Based on the patterns from many existing dropout approaches, the authors have designed novel search spaces of structured dropout patterns for different network architectures that the RL algorithm can use to find the most performant patterns for each particular architecture. An example pattern for convolutional networks (obtained by applying rotation and shearing transformations to a base rectangular tile pattern) is shown in the bottom part of the picture taken from the paper.
As the authors note, AutoDropout can be considered a data augmentation method in the network’s hidden states. Unlike the traditional data augmentation methods, however, AutoDropout is not domain-specific, so the same general approach can be used for, for example, Transformers in NLP and convolutional networks in computer vision applications, only with different pattern search spaces.
Applying AutoDropout seems to noticeably improve the performance of many popular network architectures on common datasets. For example, the top-1 accuracy of ResNet-50 on ImageNet was increased by using the new technique from 76.5% to 78.7%. For the EfficientNet-B7 on the same dataset, the increase was from 84.1% to 84.7%. For NLP tasks, the perplexity of Transformer-XL on the Penn Treebank dataset was reduced from 56.0 to 54.9.

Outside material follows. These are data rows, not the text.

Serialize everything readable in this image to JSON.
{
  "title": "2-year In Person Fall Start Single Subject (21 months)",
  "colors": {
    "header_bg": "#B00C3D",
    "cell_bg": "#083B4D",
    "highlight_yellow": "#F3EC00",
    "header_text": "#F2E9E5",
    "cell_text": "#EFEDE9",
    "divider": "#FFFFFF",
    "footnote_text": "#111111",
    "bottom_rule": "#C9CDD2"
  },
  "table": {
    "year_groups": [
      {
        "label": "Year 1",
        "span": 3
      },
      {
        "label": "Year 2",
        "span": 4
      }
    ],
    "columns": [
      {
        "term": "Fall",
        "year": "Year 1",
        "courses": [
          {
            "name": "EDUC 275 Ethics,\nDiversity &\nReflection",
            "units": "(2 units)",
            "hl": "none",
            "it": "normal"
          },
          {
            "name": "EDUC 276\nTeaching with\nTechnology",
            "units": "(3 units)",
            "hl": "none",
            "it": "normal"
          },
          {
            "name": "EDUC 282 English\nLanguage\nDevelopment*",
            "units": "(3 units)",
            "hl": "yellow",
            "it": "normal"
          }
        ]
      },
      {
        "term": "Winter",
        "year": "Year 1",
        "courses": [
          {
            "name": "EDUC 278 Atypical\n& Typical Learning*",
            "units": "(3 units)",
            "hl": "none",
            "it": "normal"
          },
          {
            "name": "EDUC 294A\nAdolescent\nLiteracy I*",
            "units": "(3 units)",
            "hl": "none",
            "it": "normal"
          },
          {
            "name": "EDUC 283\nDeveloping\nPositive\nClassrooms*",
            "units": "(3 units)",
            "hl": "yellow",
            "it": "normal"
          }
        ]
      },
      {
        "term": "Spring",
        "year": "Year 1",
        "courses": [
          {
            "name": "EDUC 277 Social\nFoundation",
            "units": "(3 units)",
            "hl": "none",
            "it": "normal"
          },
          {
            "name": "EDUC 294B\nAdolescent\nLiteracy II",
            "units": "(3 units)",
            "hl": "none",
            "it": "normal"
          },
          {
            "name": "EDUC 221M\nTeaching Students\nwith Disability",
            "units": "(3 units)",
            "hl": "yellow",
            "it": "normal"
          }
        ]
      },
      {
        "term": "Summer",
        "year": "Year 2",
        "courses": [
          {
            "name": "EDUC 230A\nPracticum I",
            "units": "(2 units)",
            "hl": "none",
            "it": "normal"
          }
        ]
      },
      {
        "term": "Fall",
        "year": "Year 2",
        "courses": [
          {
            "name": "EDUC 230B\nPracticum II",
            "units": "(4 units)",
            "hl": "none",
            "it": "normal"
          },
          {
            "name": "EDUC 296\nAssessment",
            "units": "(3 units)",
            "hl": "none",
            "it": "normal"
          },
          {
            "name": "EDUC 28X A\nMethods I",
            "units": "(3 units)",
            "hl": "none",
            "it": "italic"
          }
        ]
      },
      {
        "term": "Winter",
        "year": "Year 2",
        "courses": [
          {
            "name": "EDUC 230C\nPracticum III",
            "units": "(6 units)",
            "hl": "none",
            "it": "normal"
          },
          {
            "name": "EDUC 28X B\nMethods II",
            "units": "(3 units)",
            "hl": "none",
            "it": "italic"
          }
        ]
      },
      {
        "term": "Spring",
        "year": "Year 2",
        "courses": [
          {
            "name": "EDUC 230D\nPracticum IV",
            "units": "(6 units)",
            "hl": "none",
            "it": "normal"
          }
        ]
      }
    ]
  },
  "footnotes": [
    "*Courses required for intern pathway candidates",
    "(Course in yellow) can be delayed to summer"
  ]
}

As the authors note, the computational cost of using AutoDropout is high, so the idea of the method is to find the best-performing patterns in advance and then use these by putting them into the existing deep learning pipelines, similarly to how AutoAugment is used.
The authors discuss a number of other topics of interest, such as ways to improve parallelism when training AutoDropout, and the characteristics of some of the patterns they have found. Overall, this paper seems to be an important new step towards automating Dropout regularization.